Optical characterization and simulation analysis of ZnO woodpile: a Illustration of a standard FT-IR measurement setup with a Cassegrain objective having an acceptance angle range between 16° and 35°, and SEM images of focused ion beam (FIB)-milled cross section of the woodpile structure, obtained with a substrate tilt angle of 55°. b FTIR reflectance and transmittance spectra taken from the ZnO woodpile, and the calculated bandgap in orange region. c Illustration for the first Brillouin zone of the FCT Bravais lattice and calculated band structures projected along ГX′ orientation, with varying azimuth angle, θ. d Simulated transmittance spectra of S and P-polarized light for 16-layer woodpile structure. e Calculated electric field distributions along the xy and yz planes, as the P-polarized light propagates with an elevation angle (φ) of 25.5° (an averaged acceptance angle of Cassegrain objective) and an azimuth angle (θ) of 0°. (Color figure online)

4 Conclusions

In summary, we have developed a facile and generalized design strategy of polymer precursor inks for DIW of metal oxide into 3D architectures with a sub-micrometer resolution.
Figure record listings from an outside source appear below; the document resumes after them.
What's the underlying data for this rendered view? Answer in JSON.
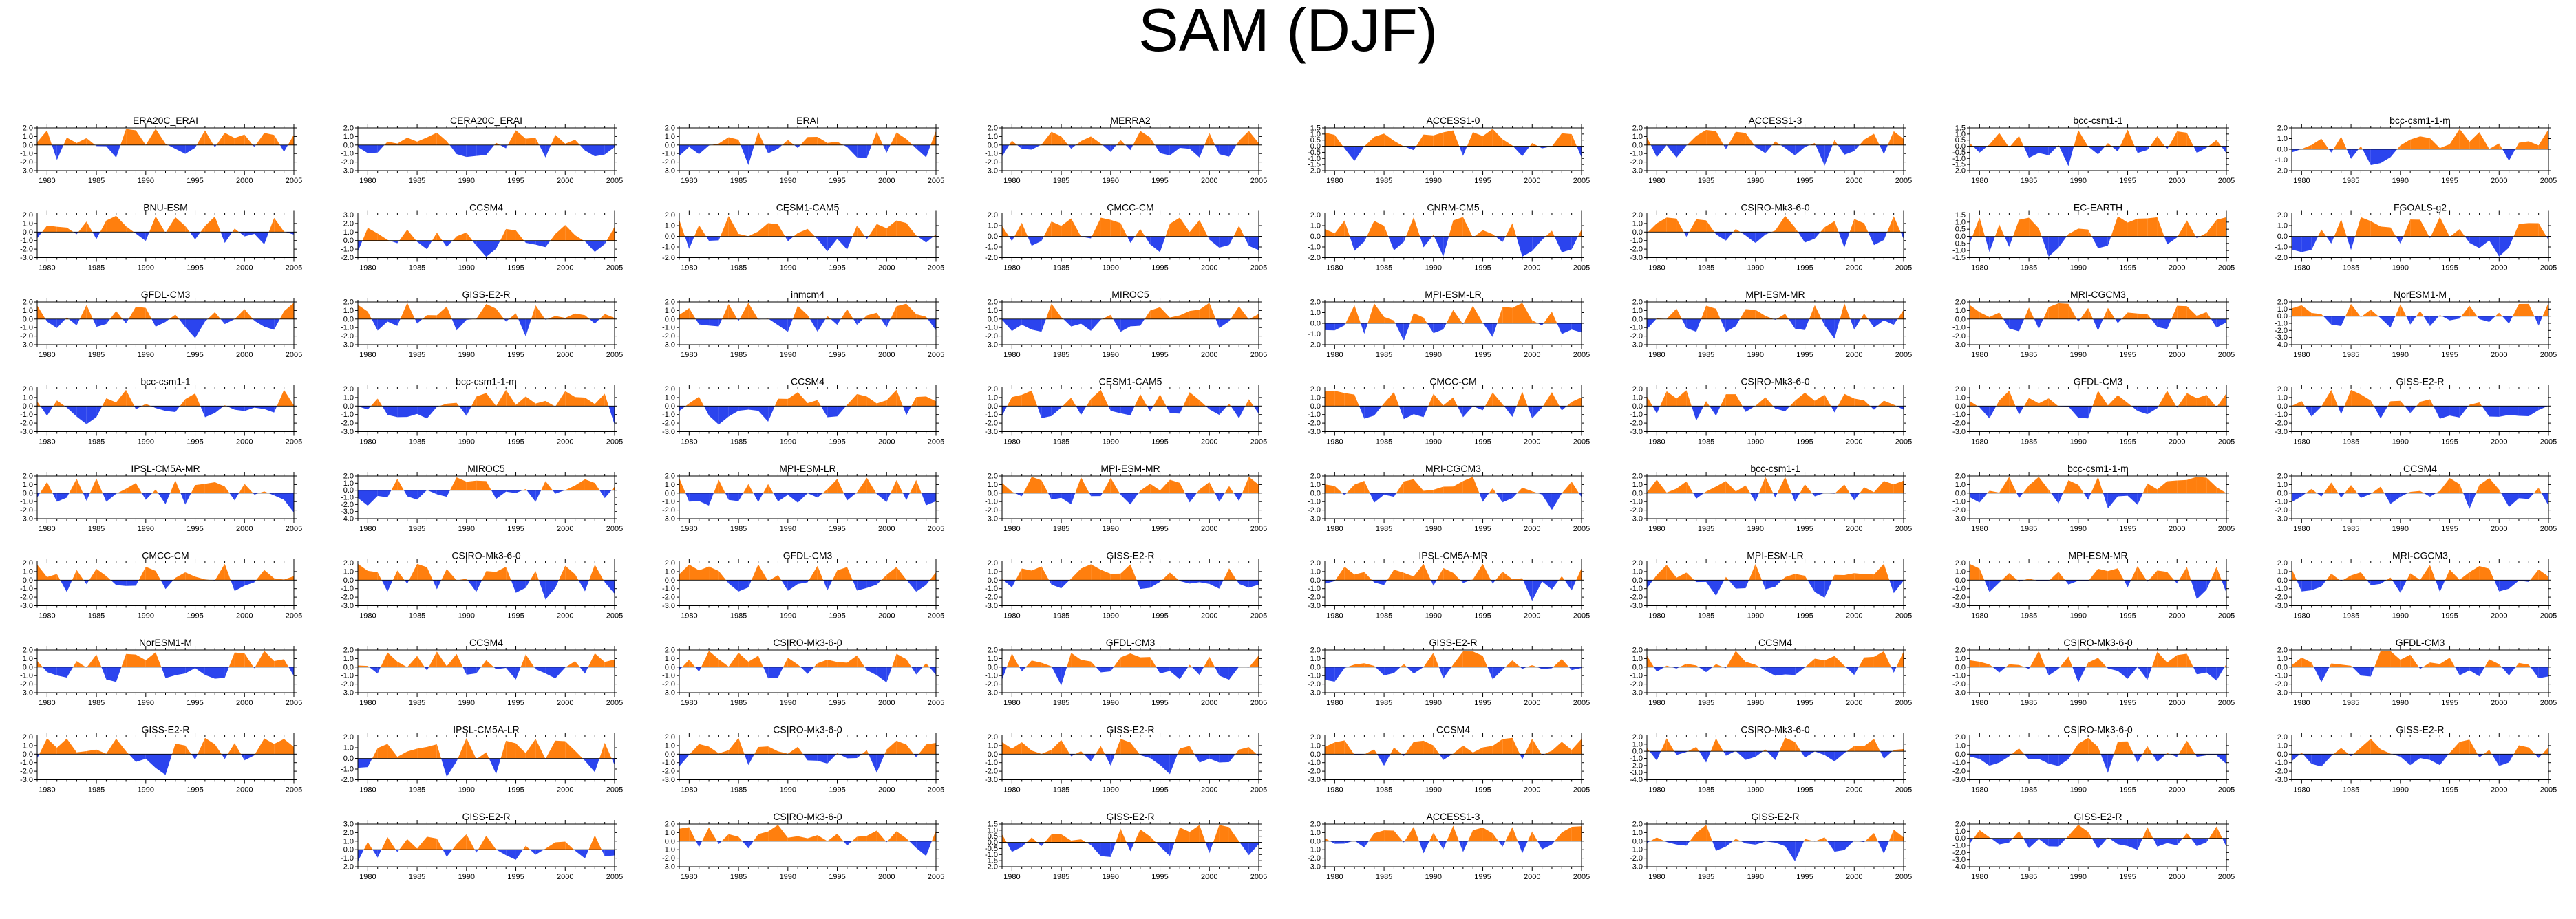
{
  "title": "SAM (DJF)",
  "colors": {
    "positive": "#ff7f0e",
    "negative": "#2b44ee",
    "axis": "#000000"
  },
  "chart_data": {
    "type": "area",
    "title": "SAM (DJF)",
    "x_ticks": [
      "1980",
      "1985",
      "1990",
      "1995",
      "2000",
      "2005"
    ],
    "xlim": [
      1979,
      2005
    ],
    "grid": false,
    "legend": "none",
    "panels": [
      {
        "name": "ERA20C_ERAI",
        "y_ticks": [
          "2.0",
          "1.0",
          "0.0",
          "-1.0",
          "-2.0",
          "-3.0"
        ],
        "ylim": [
          -3,
          2
        ],
        "seed": 1
      },
      {
        "name": "CERA20C_ERAI",
        "y_ticks": [
          "2.0",
          "1.0",
          "0.0",
          "-1.0",
          "-2.0",
          "-3.0"
        ],
        "ylim": [
          -3,
          2
        ],
        "seed": 2
      },
      {
        "name": "ERAI",
        "y_ticks": [
          "2.0",
          "1.0",
          "0.0",
          "-1.0",
          "-2.0",
          "-3.0"
        ],
        "ylim": [
          -3,
          2
        ],
        "seed": 3
      },
      {
        "name": "MERRA2",
        "y_ticks": [
          "2.0",
          "1.0",
          "0.0",
          "-1.0",
          "-2.0",
          "-3.0"
        ],
        "ylim": [
          -3,
          2
        ],
        "seed": 4
      },
      {
        "name": "ACCESS1-0",
        "y_ticks": [
          "1.5",
          "1.0",
          "0.5",
          "0.0",
          "-0.5",
          "-1.0",
          "-1.5",
          "-2.0"
        ],
        "ylim": [
          -2,
          1.5
        ],
        "seed": 5
      },
      {
        "name": "ACCESS1-3",
        "y_ticks": [
          "2.0",
          "1.0",
          "0.0",
          "-1.0",
          "-2.0",
          "-3.0"
        ],
        "ylim": [
          -3,
          2
        ],
        "seed": 6
      },
      {
        "name": "bcc-csm1-1",
        "y_ticks": [
          "1.5",
          "1.0",
          "0.5",
          "0.0",
          "-0.5",
          "-1.0",
          "-1.5",
          "-2.0"
        ],
        "ylim": [
          -2,
          1.5
        ],
        "seed": 7
      },
      {
        "name": "bcc-csm1-1-m",
        "y_ticks": [
          "2.0",
          "1.0",
          "0.0",
          "-1.0",
          "-2.0"
        ],
        "ylim": [
          -2,
          2
        ],
        "seed": 8
      },
      {
        "name": "BNU-ESM",
        "y_ticks": [
          "2.0",
          "1.0",
          "0.0",
          "-1.0",
          "-2.0",
          "-3.0"
        ],
        "ylim": [
          -3,
          2
        ],
        "seed": 9
      },
      {
        "name": "CCSM4",
        "y_ticks": [
          "3.0",
          "2.0",
          "1.0",
          "0.0",
          "-1.0",
          "-2.0"
        ],
        "ylim": [
          -2,
          3
        ],
        "seed": 10
      },
      {
        "name": "CESM1-CAM5",
        "y_ticks": [
          "2.0",
          "1.0",
          "0.0",
          "-1.0",
          "-2.0"
        ],
        "ylim": [
          -2,
          2
        ],
        "seed": 11
      },
      {
        "name": "CMCC-CM",
        "y_ticks": [
          "2.0",
          "1.0",
          "0.0",
          "-1.0",
          "-2.0"
        ],
        "ylim": [
          -2,
          2
        ],
        "seed": 12
      },
      {
        "name": "CNRM-CM5",
        "y_ticks": [
          "2.0",
          "1.0",
          "0.0",
          "-1.0",
          "-2.0"
        ],
        "ylim": [
          -2,
          2
        ],
        "seed": 13
      },
      {
        "name": "CSIRO-Mk3-6-0",
        "y_ticks": [
          "2.0",
          "1.0",
          "0.0",
          "-1.0",
          "-2.0",
          "-3.0"
        ],
        "ylim": [
          -3,
          2
        ],
        "seed": 14
      },
      {
        "name": "EC-EARTH",
        "y_ticks": [
          "1.5",
          "1.0",
          "0.5",
          "0.0",
          "-0.5",
          "-1.0",
          "-1.5"
        ],
        "ylim": [
          -1.5,
          1.5
        ],
        "seed": 15
      },
      {
        "name": "FGOALS-g2",
        "y_ticks": [
          "2.0",
          "1.0",
          "0.0",
          "-1.0",
          "-2.0"
        ],
        "ylim": [
          -2,
          2
        ],
        "seed": 16
      },
      {
        "name": "GFDL-CM3",
        "y_ticks": [
          "2.0",
          "1.0",
          "0.0",
          "-1.0",
          "-2.0",
          "-3.0"
        ],
        "ylim": [
          -3,
          2
        ],
        "seed": 17
      },
      {
        "name": "GISS-E2-R",
        "y_ticks": [
          "2.0",
          "1.0",
          "0.0",
          "-1.0",
          "-2.0",
          "-3.0"
        ],
        "ylim": [
          -3,
          2
        ],
        "seed": 18
      },
      {
        "name": "inmcm4",
        "y_ticks": [
          "2.0",
          "1.0",
          "0.0",
          "-1.0",
          "-2.0",
          "-3.0"
        ],
        "ylim": [
          -3,
          2
        ],
        "seed": 19
      },
      {
        "name": "MIROC5",
        "y_ticks": [
          "2.0",
          "1.0",
          "0.0",
          "-1.0",
          "-2.0",
          "-3.0"
        ],
        "ylim": [
          -3,
          2
        ],
        "seed": 20
      },
      {
        "name": "MPI-ESM-LR",
        "y_ticks": [
          "2.0",
          "1.0",
          "0.0",
          "-1.0",
          "-2.0"
        ],
        "ylim": [
          -2,
          2
        ],
        "seed": 21
      },
      {
        "name": "MPI-ESM-MR",
        "y_ticks": [
          "2.0",
          "1.0",
          "0.0",
          "-1.0",
          "-2.0",
          "-3.0"
        ],
        "ylim": [
          -3,
          2
        ],
        "seed": 22
      },
      {
        "name": "MRI-CGCM3",
        "y_ticks": [
          "2.0",
          "1.0",
          "0.0",
          "-1.0",
          "-2.0",
          "-3.0"
        ],
        "ylim": [
          -3,
          2
        ],
        "seed": 23
      },
      {
        "name": "NorESM1-M",
        "y_ticks": [
          "2.0",
          "1.0",
          "0.0",
          "-1.0",
          "-2.0",
          "-3.0",
          "-4.0"
        ],
        "ylim": [
          -4,
          2
        ],
        "seed": 24
      },
      {
        "name": "bcc-csm1-1",
        "y_ticks": [
          "2.0",
          "1.0",
          "0.0",
          "-1.0",
          "-2.0",
          "-3.0"
        ],
        "ylim": [
          -3,
          2
        ],
        "seed": 25
      },
      {
        "name": "bcc-csm1-1-m",
        "y_ticks": [
          "2.0",
          "1.0",
          "0.0",
          "-1.0",
          "-2.0",
          "-3.0"
        ],
        "ylim": [
          -3,
          2
        ],
        "seed": 26
      },
      {
        "name": "CCSM4",
        "y_ticks": [
          "2.0",
          "1.0",
          "0.0",
          "-1.0",
          "-2.0",
          "-3.0"
        ],
        "ylim": [
          -3,
          2
        ],
        "seed": 27
      },
      {
        "name": "CESM1-CAM5",
        "y_ticks": [
          "2.0",
          "1.0",
          "0.0",
          "-1.0",
          "-2.0",
          "-3.0"
        ],
        "ylim": [
          -3,
          2
        ],
        "seed": 28
      },
      {
        "name": "CMCC-CM",
        "y_ticks": [
          "2.0",
          "1.0",
          "0.0",
          "-1.0",
          "-2.0",
          "-3.0"
        ],
        "ylim": [
          -3,
          2
        ],
        "seed": 29
      },
      {
        "name": "CSIRO-Mk3-6-0",
        "y_ticks": [
          "2.0",
          "1.0",
          "0.0",
          "-1.0",
          "-2.0",
          "-3.0"
        ],
        "ylim": [
          -3,
          2
        ],
        "seed": 30
      },
      {
        "name": "GFDL-CM3",
        "y_ticks": [
          "2.0",
          "1.0",
          "0.0",
          "-1.0",
          "-2.0",
          "-3.0"
        ],
        "ylim": [
          -3,
          2
        ],
        "seed": 31
      },
      {
        "name": "GISS-E2-R",
        "y_ticks": [
          "2.0",
          "1.0",
          "0.0",
          "-1.0",
          "-2.0",
          "-3.0"
        ],
        "ylim": [
          -3,
          2
        ],
        "seed": 32
      },
      {
        "name": "IPSL-CM5A-MR",
        "y_ticks": [
          "2.0",
          "1.0",
          "0.0",
          "-1.0",
          "-2.0",
          "-3.0"
        ],
        "ylim": [
          -3,
          2
        ],
        "seed": 33
      },
      {
        "name": "MIROC5",
        "y_ticks": [
          "2.0",
          "1.0",
          "0.0",
          "-1.0",
          "-2.0",
          "-3.0",
          "-4.0"
        ],
        "ylim": [
          -4,
          2
        ],
        "seed": 34
      },
      {
        "name": "MPI-ESM-LR",
        "y_ticks": [
          "2.0",
          "1.0",
          "0.0",
          "-1.0",
          "-2.0",
          "-3.0"
        ],
        "ylim": [
          -3,
          2
        ],
        "seed": 35
      },
      {
        "name": "MPI-ESM-MR",
        "y_ticks": [
          "2.0",
          "1.0",
          "0.0",
          "-1.0",
          "-2.0",
          "-3.0"
        ],
        "ylim": [
          -3,
          2
        ],
        "seed": 36
      },
      {
        "name": "MRI-CGCM3",
        "y_ticks": [
          "2.0",
          "1.0",
          "0.0",
          "-1.0",
          "-2.0",
          "-3.0"
        ],
        "ylim": [
          -3,
          2
        ],
        "seed": 37
      },
      {
        "name": "bcc-csm1-1",
        "y_ticks": [
          "2.0",
          "1.0",
          "0.0",
          "-1.0",
          "-2.0",
          "-3.0"
        ],
        "ylim": [
          -3,
          2
        ],
        "seed": 38
      },
      {
        "name": "bcc-csm1-1-m",
        "y_ticks": [
          "2.0",
          "1.0",
          "0.0",
          "-1.0",
          "-2.0",
          "-3.0"
        ],
        "ylim": [
          -3,
          2
        ],
        "seed": 39
      },
      {
        "name": "CCSM4",
        "y_ticks": [
          "2.0",
          "1.0",
          "0.0",
          "-1.0",
          "-2.0",
          "-3.0"
        ],
        "ylim": [
          -3,
          2
        ],
        "seed": 40
      },
      {
        "name": "CMCC-CM",
        "y_ticks": [
          "2.0",
          "1.0",
          "0.0",
          "-1.0",
          "-2.0",
          "-3.0"
        ],
        "ylim": [
          -3,
          2
        ],
        "seed": 41
      },
      {
        "name": "CSIRO-Mk3-6-0",
        "y_ticks": [
          "2.0",
          "1.0",
          "0.0",
          "-1.0",
          "-2.0",
          "-3.0"
        ],
        "ylim": [
          -3,
          2
        ],
        "seed": 42
      },
      {
        "name": "GFDL-CM3",
        "y_ticks": [
          "2.0",
          "1.0",
          "0.0",
          "-1.0",
          "-2.0",
          "-3.0"
        ],
        "ylim": [
          -3,
          2
        ],
        "seed": 43
      },
      {
        "name": "GISS-E2-R",
        "y_ticks": [
          "2.0",
          "1.0",
          "0.0",
          "-1.0",
          "-2.0",
          "-3.0"
        ],
        "ylim": [
          -3,
          2
        ],
        "seed": 44
      },
      {
        "name": "IPSL-CM5A-MR",
        "y_ticks": [
          "2.0",
          "1.0",
          "0.0",
          "-1.0",
          "-2.0",
          "-3.0"
        ],
        "ylim": [
          -3,
          2
        ],
        "seed": 45
      },
      {
        "name": "MPI-ESM-LR",
        "y_ticks": [
          "2.0",
          "1.0",
          "0.0",
          "-1.0",
          "-2.0",
          "-3.0"
        ],
        "ylim": [
          -3,
          2
        ],
        "seed": 46
      },
      {
        "name": "MPI-ESM-MR",
        "y_ticks": [
          "2.0",
          "1.0",
          "0.0",
          "-1.0",
          "-2.0",
          "-3.0"
        ],
        "ylim": [
          -3,
          2
        ],
        "seed": 47
      },
      {
        "name": "MRI-CGCM3",
        "y_ticks": [
          "2.0",
          "1.0",
          "0.0",
          "-1.0",
          "-2.0",
          "-3.0"
        ],
        "ylim": [
          -3,
          2
        ],
        "seed": 48
      },
      {
        "name": "NorESM1-M",
        "y_ticks": [
          "2.0",
          "1.0",
          "0.0",
          "-1.0",
          "-2.0",
          "-3.0"
        ],
        "ylim": [
          -3,
          2
        ],
        "seed": 49
      },
      {
        "name": "CCSM4",
        "y_ticks": [
          "2.0",
          "1.0",
          "0.0",
          "-1.0",
          "-2.0",
          "-3.0"
        ],
        "ylim": [
          -3,
          2
        ],
        "seed": 50
      },
      {
        "name": "CSIRO-Mk3-6-0",
        "y_ticks": [
          "2.0",
          "1.0",
          "0.0",
          "-1.0",
          "-2.0",
          "-3.0"
        ],
        "ylim": [
          -3,
          2
        ],
        "seed": 51
      },
      {
        "name": "GFDL-CM3",
        "y_ticks": [
          "2.0",
          "1.0",
          "0.0",
          "-1.0",
          "-2.0",
          "-3.0"
        ],
        "ylim": [
          -3,
          2
        ],
        "seed": 52
      },
      {
        "name": "GISS-E2-R",
        "y_ticks": [
          "2.0",
          "1.0",
          "0.0",
          "-1.0",
          "-2.0",
          "-3.0"
        ],
        "ylim": [
          -3,
          2
        ],
        "seed": 53
      },
      {
        "name": "CCSM4",
        "y_ticks": [
          "2.0",
          "1.0",
          "0.0",
          "-1.0",
          "-2.0",
          "-3.0"
        ],
        "ylim": [
          -3,
          2
        ],
        "seed": 54
      },
      {
        "name": "CSIRO-Mk3-6-0",
        "y_ticks": [
          "2.0",
          "1.0",
          "0.0",
          "-1.0",
          "-2.0",
          "-3.0"
        ],
        "ylim": [
          -3,
          2
        ],
        "seed": 55
      },
      {
        "name": "GFDL-CM3",
        "y_ticks": [
          "2.0",
          "1.0",
          "0.0",
          "-1.0",
          "-2.0",
          "-3.0"
        ],
        "ylim": [
          -3,
          2
        ],
        "seed": 56
      },
      {
        "name": "GISS-E2-R",
        "y_ticks": [
          "2.0",
          "1.0",
          "0.0",
          "-1.0",
          "-2.0",
          "-3.0"
        ],
        "ylim": [
          -3,
          2
        ],
        "seed": 57
      },
      {
        "name": "IPSL-CM5A-LR",
        "y_ticks": [
          "2.0",
          "1.0",
          "0.0",
          "-1.0",
          "-2.0"
        ],
        "ylim": [
          -2,
          2
        ],
        "seed": 58
      },
      {
        "name": "CSIRO-Mk3-6-0",
        "y_ticks": [
          "2.0",
          "1.0",
          "0.0",
          "-1.0",
          "-2.0",
          "-3.0"
        ],
        "ylim": [
          -3,
          2
        ],
        "seed": 59
      },
      {
        "name": "GISS-E2-R",
        "y_ticks": [
          "2.0",
          "1.0",
          "0.0",
          "-1.0",
          "-2.0",
          "-3.0"
        ],
        "ylim": [
          -3,
          2
        ],
        "seed": 60
      },
      {
        "name": "CCSM4",
        "y_ticks": [
          "2.0",
          "1.0",
          "0.0",
          "-1.0",
          "-2.0",
          "-3.0"
        ],
        "ylim": [
          -3,
          2
        ],
        "seed": 61
      },
      {
        "name": "CSIRO-Mk3-6-0",
        "y_ticks": [
          "2.0",
          "1.0",
          "0.0",
          "-1.0",
          "-2.0",
          "-3.0",
          "-4.0"
        ],
        "ylim": [
          -4,
          2
        ],
        "seed": 62
      },
      {
        "name": "CSIRO-Mk3-6-0",
        "y_ticks": [
          "2.0",
          "1.0",
          "0.0",
          "-1.0",
          "-2.0",
          "-3.0"
        ],
        "ylim": [
          -3,
          2
        ],
        "seed": 63
      },
      {
        "name": "GISS-E2-R",
        "y_ticks": [
          "2.0",
          "1.0",
          "0.0",
          "-1.0",
          "-2.0",
          "-3.0"
        ],
        "ylim": [
          -3,
          2
        ],
        "seed": 64
      },
      {
        "name": "GISS-E2-R",
        "y_ticks": [
          "3.0",
          "2.0",
          "1.0",
          "0.0",
          "-1.0",
          "-2.0"
        ],
        "ylim": [
          -2,
          3
        ],
        "seed": 65
      },
      {
        "name": "CSIRO-Mk3-6-0",
        "y_ticks": [
          "2.0",
          "1.0",
          "0.0",
          "-1.0",
          "-2.0",
          "-3.0"
        ],
        "ylim": [
          -3,
          2
        ],
        "seed": 66
      },
      {
        "name": "GISS-E2-R",
        "y_ticks": [
          "1.5",
          "1.0",
          "0.5",
          "0.0",
          "-0.5",
          "-1.0",
          "-1.5",
          "-2.0"
        ],
        "ylim": [
          -2,
          1.5
        ],
        "seed": 67
      },
      {
        "name": "ACCESS1-3",
        "y_ticks": [
          "2.0",
          "1.0",
          "0.0",
          "-1.0",
          "-2.0",
          "-3.0"
        ],
        "ylim": [
          -3,
          2
        ],
        "seed": 68
      },
      {
        "name": "GISS-E2-R",
        "y_ticks": [
          "2.0",
          "1.0",
          "0.0",
          "-1.0",
          "-2.0",
          "-3.0"
        ],
        "ylim": [
          -3,
          2
        ],
        "seed": 69
      },
      {
        "name": "GISS-E2-R",
        "y_ticks": [
          "2.0",
          "1.0",
          "0.0",
          "-1.0",
          "-2.0",
          "-3.0",
          "-4.0"
        ],
        "ylim": [
          -4,
          2
        ],
        "seed": 70
      }
    ]
  }
}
Benefitting from the ink composition with strong adsorption effect on a wide range of metal ions, the design strategy has an ability to expand to other metal elements, and even potential to be compatible with multiple metal ions coexisted in aqueous solution. Furthermore, the homogeneous distribution of compositions at the molecular level facilitates ink extrusion continuously through a micronozzle. The polymer chain entanglement and electrostatic attraction effect are tailored easily upon the solvent evaporation resulting in the ideal rheological properties required for printability. The Maillard reaction between PEI and glucose endows the as-printed polymer precursor with the excellent shape-retaining property during the pyrolysis process. As a demonstration, we fabricated 2D- and 3D-structured metal oxides after the organic-to-inorganic transformation. We further demonstrated that as-printed 3D periodic dielectric structure with woodpile geometry has a significant light-matter effect in mid-infrared region. Importantly, our polymer precursor inks suggest a feasible and versatile pathway to the design and development of new functional oxide inks for DIW.